For the second time in as many meetings, Councilwoman Karen Zalewski-Wildzunas again sought to have President John Mootooveren removed from his position. But in the end, the 3-2 vote meant the president keeps his job.
The last time Zalewski-Wildzunas tried to remove the president on April 12, the panel’s presiding official did not act.
The same matter two weeks ago ended in a 3-2 vote in which Zalewski-Wildzunas, Councilwoman Carmel Patrick and Councilman John Polimeni voted yes, while Mootooveren and Councilwoman Marion Porterfield voted no.
The motion, taken up under miscellaneous council business, alleged Mootooveren led the council in an “unprofessional and unethical manner.” It was seconded by Patrick.
At issue was Mootooveren’s removal of Zalewski-Wildzunas as chairwoman of city Development and Planning, and his removal and eventual reinstatement of her as a member of the Finance Committee.
Mootooveren has said he initially removed Zalewski-Wildzunas from the two committees – replacing her with Porterfield – to align the nine committees with five council members, while striving to achieve diversity on the panel.
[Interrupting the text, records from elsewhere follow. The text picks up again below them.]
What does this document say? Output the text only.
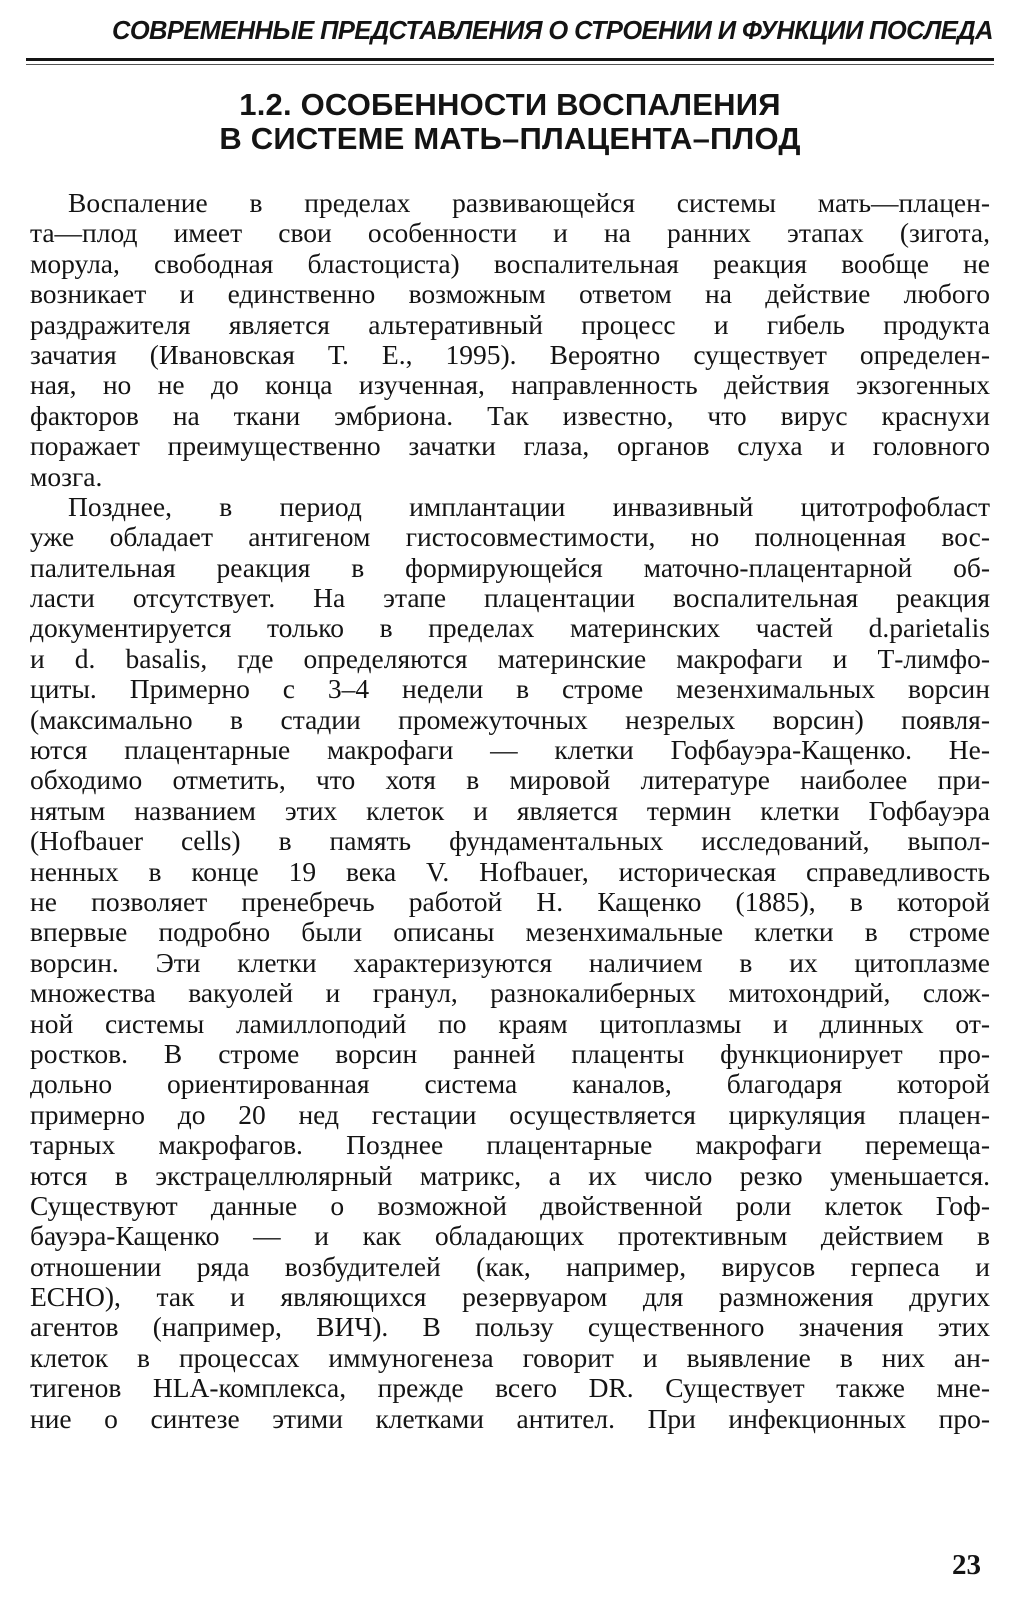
СОВРЕМЕННЫЕ ПРЕДСТАВЛЕНИЯ О СТРОЕНИИ И ФУНКЦИИ ПОСЛЕДА
1.2. ОСОБЕННОСТИ ВОСПАЛЕНИЯ
В СИСТЕМЕ МАТЬ–ПЛАЦЕНТА–ПЛОД
Воспаление в пределах развивающейся системы мать—плацен-
та—плод имеет свои особенности и на ранних этапах (зигота,
морула, свободная бластоциста) воспалительная реакция вообще не
возникает и единственно возможным ответом на действие любого
раздражителя является альтеративный процесс и гибель продукта
зачатия (Ивановская Т. Е., 1995). Вероятно существует определен-
ная, но не до конца изученная, направленность действия экзогенных
факторов на ткани эмбриона. Так известно, что вирус краснухи
поражает преимущественно зачатки глаза, органов слуха и головного
мозга.
Позднее, в период имплантации инвазивный цитотрофобласт
уже обладает антигеном гистосовместимости, но полноценная вос-
палительная реакция в формирующейся маточно-плацентарной об-
ласти отсутствует. На этапе плацентации воспалительная реакция
документируется только в пределах материнских частей d.parietalis
и d. basalis, где определяются материнские макрофаги и Т-лимфо-
циты. Примерно с 3–4 недели в строме мезенхимальных ворсин
(максимально в стадии промежуточных незрелых ворсин) появля-
ются плацентарные макрофаги — клетки Гофбауэра-Кащенко. Не-
обходимо отметить, что хотя в мировой литературе наиболее при-
нятым названием этих клеток и является термин клетки Гофбауэра
(Hofbauer cells) в память фундаментальных исследований, выпол-
ненных в конце 19 века V. Hofbauer, историческая справедливость
не позволяет пренебречь работой Н. Кащенко (1885), в которой
впервые подробно были описаны мезенхимальные клетки в строме
ворсин. Эти клетки характеризуются наличием в их цитоплазме
множества вакуолей и гранул, разнокалиберных митохондрий, слож-
ной системы ламиллоподий по краям цитоплазмы и длинных от-
ростков. В строме ворсин ранней плаценты функционирует про-
дольно ориентированная система каналов, благодаря которой
примерно до 20 нед гестации осуществляется циркуляция плацен-
тарных макрофагов. Позднее плацентарные макрофаги перемеща-
ются в экстрацеллюлярный матрикс, а их число резко уменьшается.
Существуют данные о возможной двойственной роли клеток Гоф-
бауэра-Кащенко — и как обладающих протективным действием в
отношении ряда возбудителей (как, например, вирусов герпеса и
ECHO), так и являющихся резервуаром для размножения других
агентов (например, ВИЧ). В пользу существенного значения этих
клеток в процессах иммуногенеза говорит и выявление в них ан-
тигенов HLA-комплекса, прежде всего DR. Существует также мне-
ние о синтезе этими клетками антител. При инфекционных про-
23
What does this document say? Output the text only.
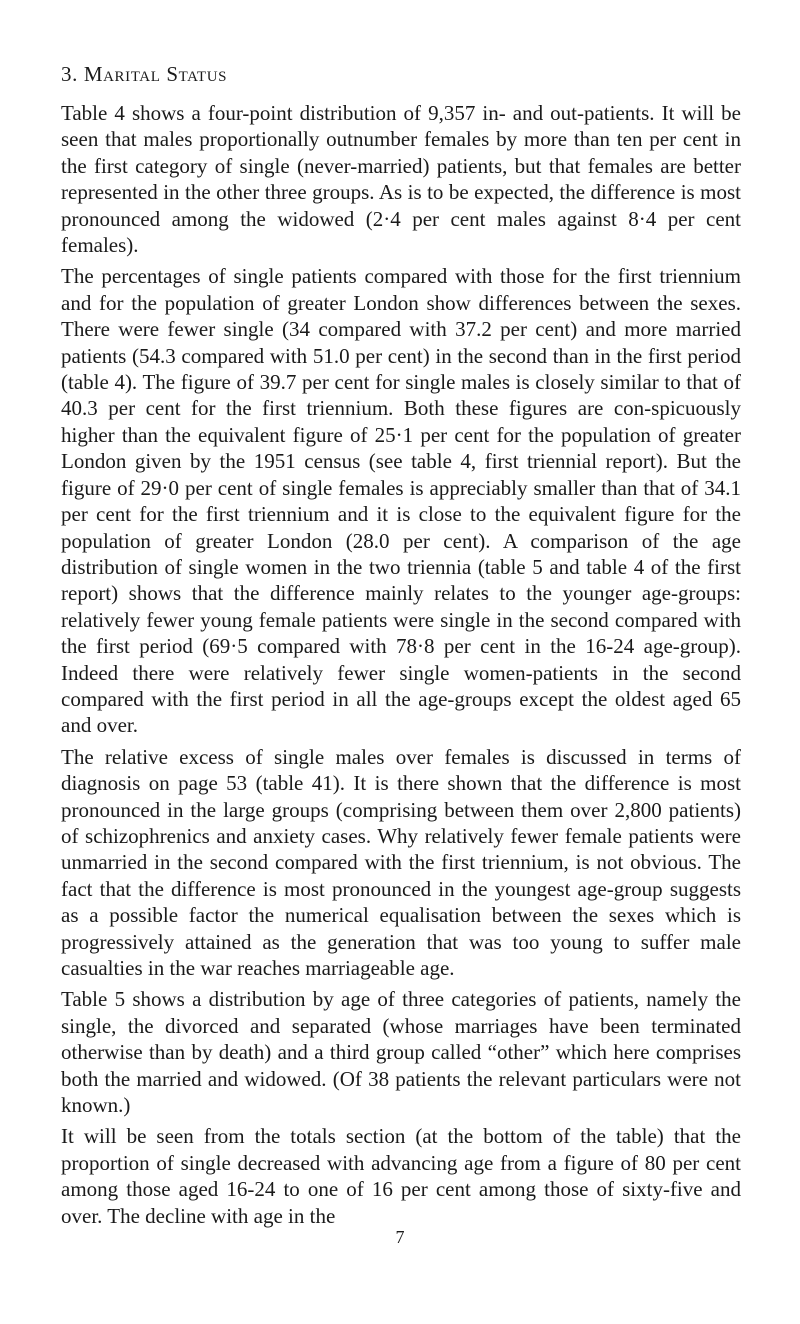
3. Marital Status

Table 4 shows a four-point distribution of 9,357 in- and out-patients. It will be seen that males proportionally outnumber females by more than ten per cent in the first category of single (never-married) patients, but that females are better represented in the other three groups. As is to be expected, the difference is most pronounced among the widowed (2·4 per cent males against 8·4 per cent females).

The percentages of single patients compared with those for the first triennium and for the population of greater London show differences between the sexes. There were fewer single (34 compared with 37.2 per cent) and more married patients (54.3 compared with 51.0 per cent) in the second than in the first period (table 4). The figure of 39.7 per cent for single males is closely similar to that of 40.3 per cent for the first triennium. Both these figures are con-spicuously higher than the equivalent figure of 25·1 per cent for the population of greater London given by the 1951 census (see table 4, first triennial report). But the figure of 29·0 per cent of single females is appreciably smaller than that of 34.1 per cent for the first triennium and it is close to the equivalent figure for the population of greater London (28.0 per cent). A comparison of the age distribution of single women in the two triennia (table 5 and table 4 of the first report) shows that the difference mainly relates to the younger age-groups: relatively fewer young female patients were single in the second compared with the first period (69·5 compared with 78·8 per cent in the 16-24 age-group). Indeed there were relatively fewer single women-patients in the second compared with the first period in all the age-groups except the oldest aged 65 and over.

The relative excess of single males over females is discussed in terms of diagnosis on page 53 (table 41). It is there shown that the difference is most pronounced in the large groups (comprising between them over 2,800 patients) of schizophrenics and anxiety cases. Why relatively fewer female patients were unmarried in the second compared with the first triennium, is not obvious. The fact that the difference is most pronounced in the youngest age-group suggests as a possible factor the numerical equalisation between the sexes which is progressively attained as the generation that was too young to suffer male casualties in the war reaches marriageable age.

Table 5 shows a distribution by age of three categories of patients, namely the single, the divorced and separated (whose marriages have been terminated otherwise than by death) and a third group called “other” which here comprises both the married and widowed. (Of 38 patients the relevant particulars were not known.)

It will be seen from the totals section (at the bottom of the table) that the proportion of single decreased with advancing age from a figure of 80 per cent among those aged 16-24 to one of 16 per cent among those of sixty-five and over. The decline with age in the

7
Porterfield is Black and Mootooveren is of Guyanese descent.
The council is down two members after Leesa Perazzo and Ed Kosiur resigned from the council in January, leaving the council with five members.
Since the two resignations, Zalewski-Wildzunas suggested that Mootooveren wanted her removed because he objected to the council’s failure to fill two of its own vacancies. Mootooveren has refuted that claim.
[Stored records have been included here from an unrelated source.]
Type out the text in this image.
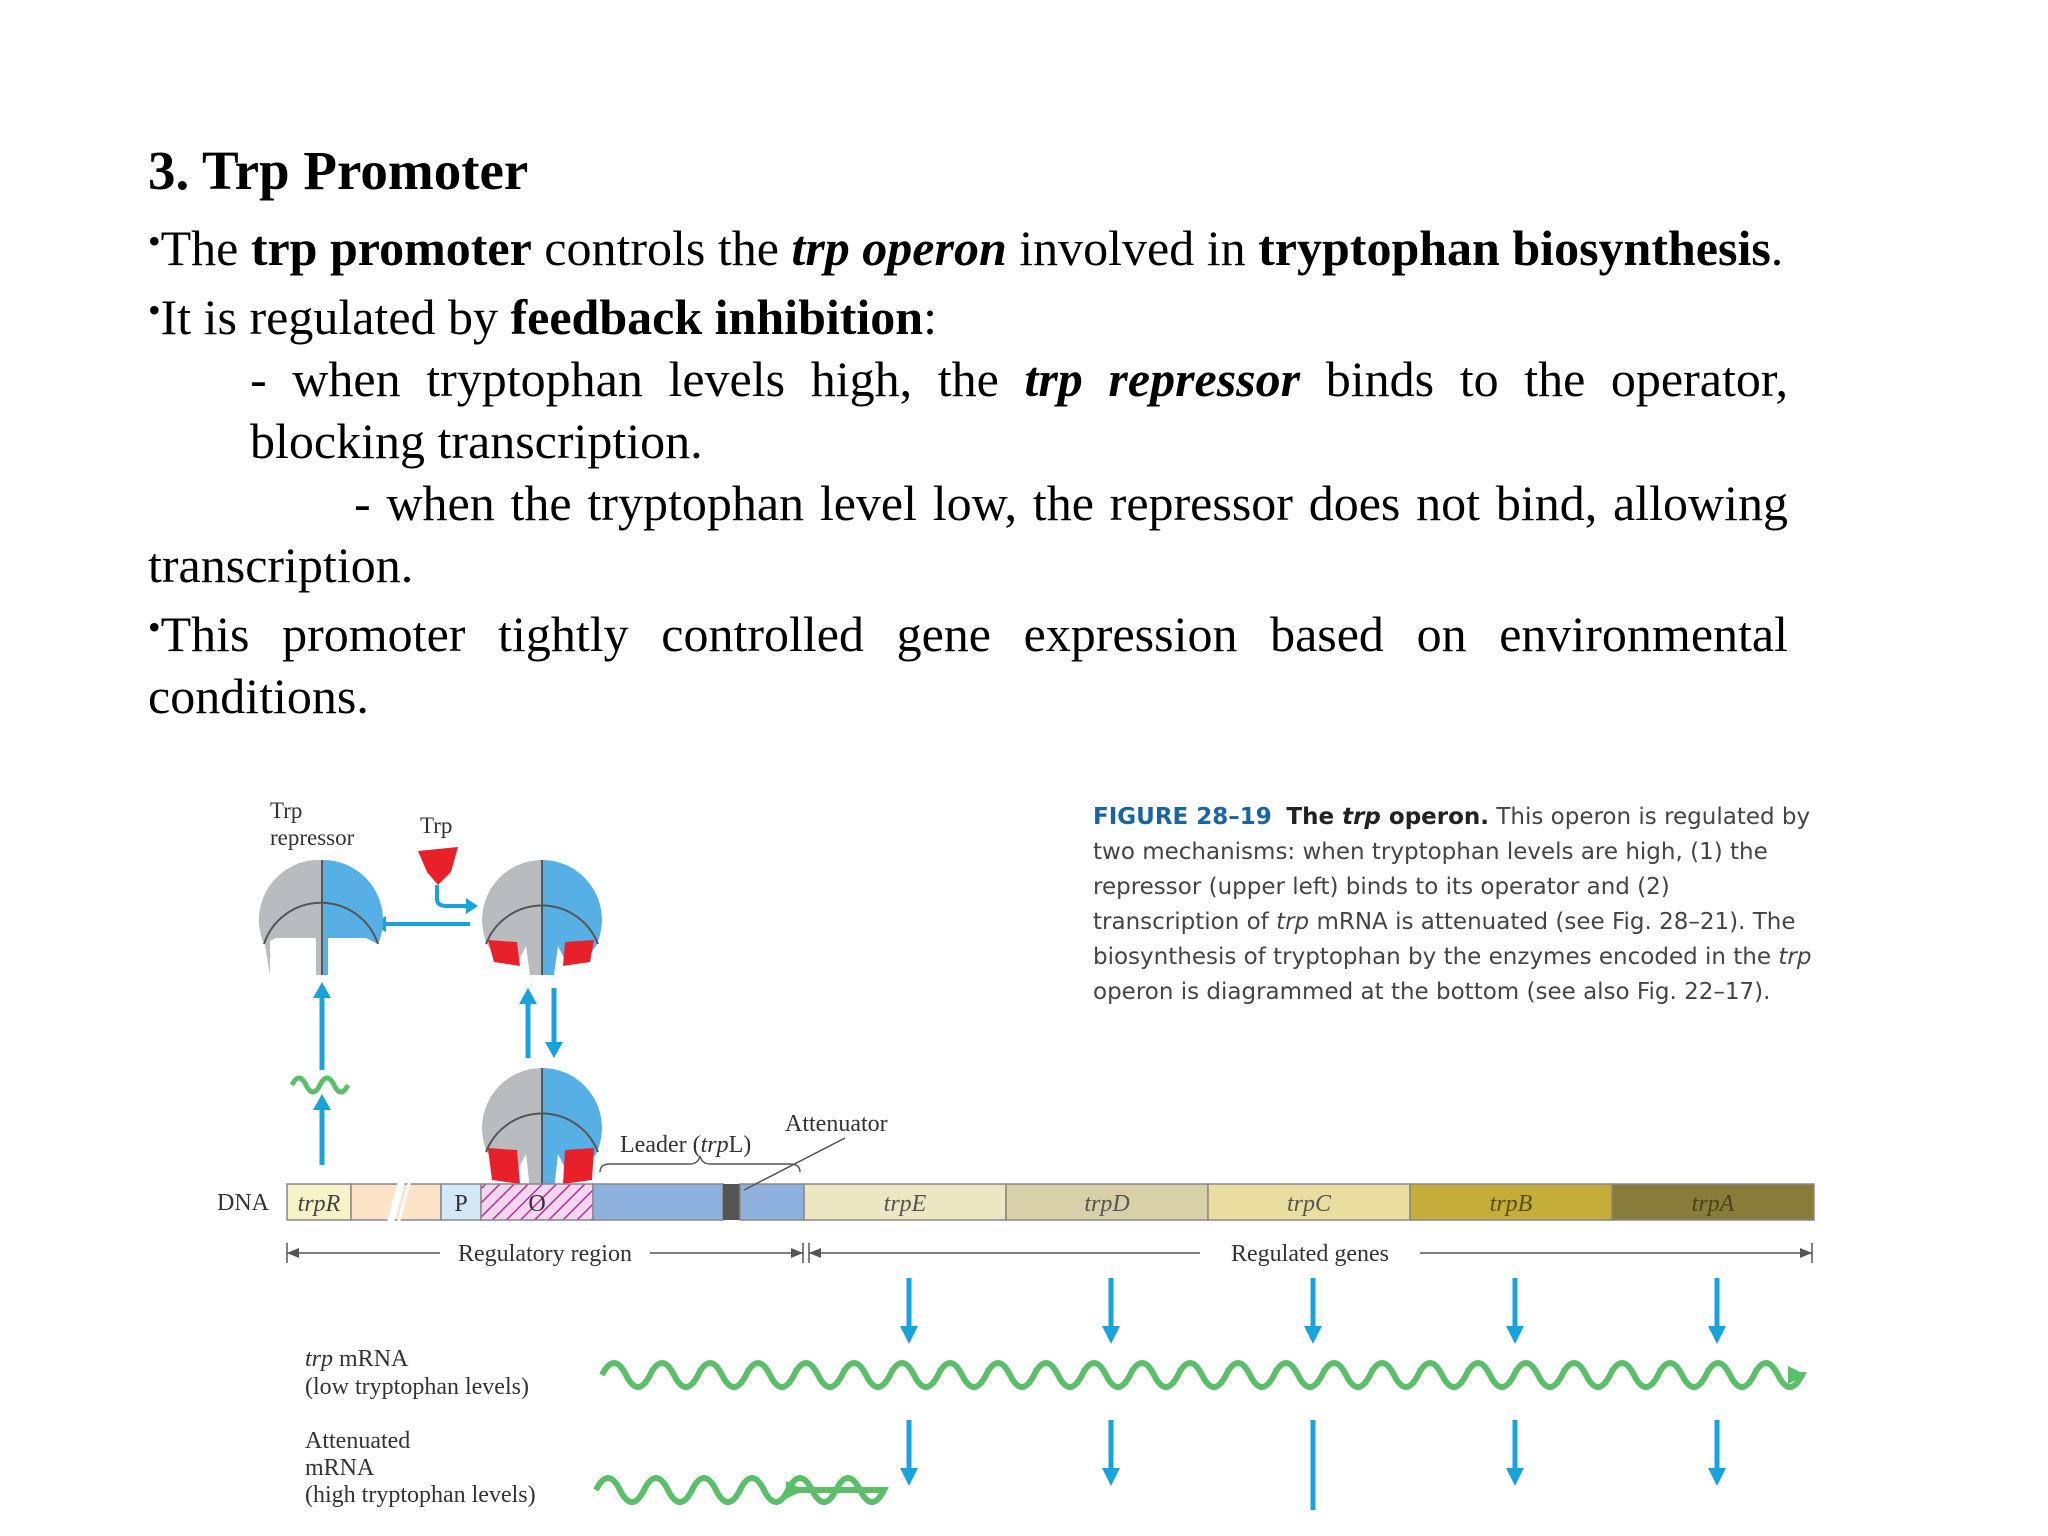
3. Trp Promoter

•The trp promoter controls the trp operon involved in tryptophan biosynthesis.

•It is regulated by feedback inhibition:

- when tryptophan levels high, the trp repressor binds to the operator, blocking transcription.

- when the tryptophan level low, the repressor does not bind, allowing transcription.

•This promoter tightly controlled gene expression based on environmental conditions.

FIGURE 28–19 The trp operon. This operon is regulated by two mechanisms: when tryptophan levels are high, (1) the repressor (upper left) binds to its operator and (2) transcription of trp mRNA is attenuated (see Fig. 28–21). The biosynthesis of tryptophan by the enzymes encoded in the trp operon is diagrammed at the bottom (see also Fig. 22–17).
Trp
repressor	Trp
DNA trpR	P	O	trpE	trpD	trpC	trpB	trpA
Attenuator
Leader (trpL)
Regulatory region	Regulated genes
trp mRNA
(low tryptophan levels)
Attenuated
mRNA
(high tryptophan levels)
On Monday, Zalewski-Wildzunas said Mootooveren’s public comments for removing her stung of “corruption and human rights violations.”
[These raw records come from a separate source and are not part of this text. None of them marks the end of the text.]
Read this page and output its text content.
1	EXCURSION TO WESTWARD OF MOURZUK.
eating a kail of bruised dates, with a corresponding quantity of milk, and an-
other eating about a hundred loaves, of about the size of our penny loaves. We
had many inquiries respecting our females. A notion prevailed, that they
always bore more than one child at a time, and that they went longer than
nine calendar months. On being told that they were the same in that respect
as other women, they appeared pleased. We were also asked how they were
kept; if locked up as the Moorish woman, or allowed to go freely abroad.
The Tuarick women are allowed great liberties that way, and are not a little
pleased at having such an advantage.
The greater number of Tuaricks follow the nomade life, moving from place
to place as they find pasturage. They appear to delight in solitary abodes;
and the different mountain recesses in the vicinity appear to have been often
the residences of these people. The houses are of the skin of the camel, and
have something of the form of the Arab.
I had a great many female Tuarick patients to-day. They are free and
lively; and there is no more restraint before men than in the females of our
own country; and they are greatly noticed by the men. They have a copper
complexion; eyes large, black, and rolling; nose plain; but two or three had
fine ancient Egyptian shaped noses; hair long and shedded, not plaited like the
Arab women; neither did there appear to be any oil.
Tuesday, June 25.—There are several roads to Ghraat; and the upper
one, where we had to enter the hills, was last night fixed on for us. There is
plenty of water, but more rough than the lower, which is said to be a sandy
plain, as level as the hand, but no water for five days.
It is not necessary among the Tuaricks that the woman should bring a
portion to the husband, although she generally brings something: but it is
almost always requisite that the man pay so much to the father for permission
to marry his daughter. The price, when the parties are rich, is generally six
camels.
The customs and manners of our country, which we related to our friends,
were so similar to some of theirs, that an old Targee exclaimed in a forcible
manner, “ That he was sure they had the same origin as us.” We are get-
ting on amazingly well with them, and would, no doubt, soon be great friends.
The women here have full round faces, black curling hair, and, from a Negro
Patrick said she regretted the strong display against Mootooveeren.
“I want to tell Mr. Mootooveren that I’m disappointed to come to this point – I definitely supported you as president, and was looking forward very much to your leadership – and I regret that the events of the last several weeks have brought us to this point.”
In other business, the council approved a yearly program that waives the $56 permit fee for exterior building repairs and the comparable $100 fee for roof repairs from May 1 to June 30.
Mootooveren encouraged residents to take advantage of the grace period, and for neighborhood associations and council members to spread the word.
The council president said the city waived a cumulative $35,000 on application fees and roofing permits during the grace period last year, and that “Once again, it shows our commitment to neighborhood revitalization.”
Mayor Gary McCarthy spoke of the wide availability of COVID-19 vaccines for residents of the city and county.
Vaccines in the region are available “almost on a demand basis at several locations,” McCarthy said.
He urged residents to take advantage.
Suggesting that an uptick in vaccinations was benefitting local commerce, McCarthy said city sales tax numbers released Monday showed a dramatic increase in Schenectady County during March.
“We want to build on that going forward,” he said. He encouraged residents to continue hand-washing and wearing face masks and to practice social distancing.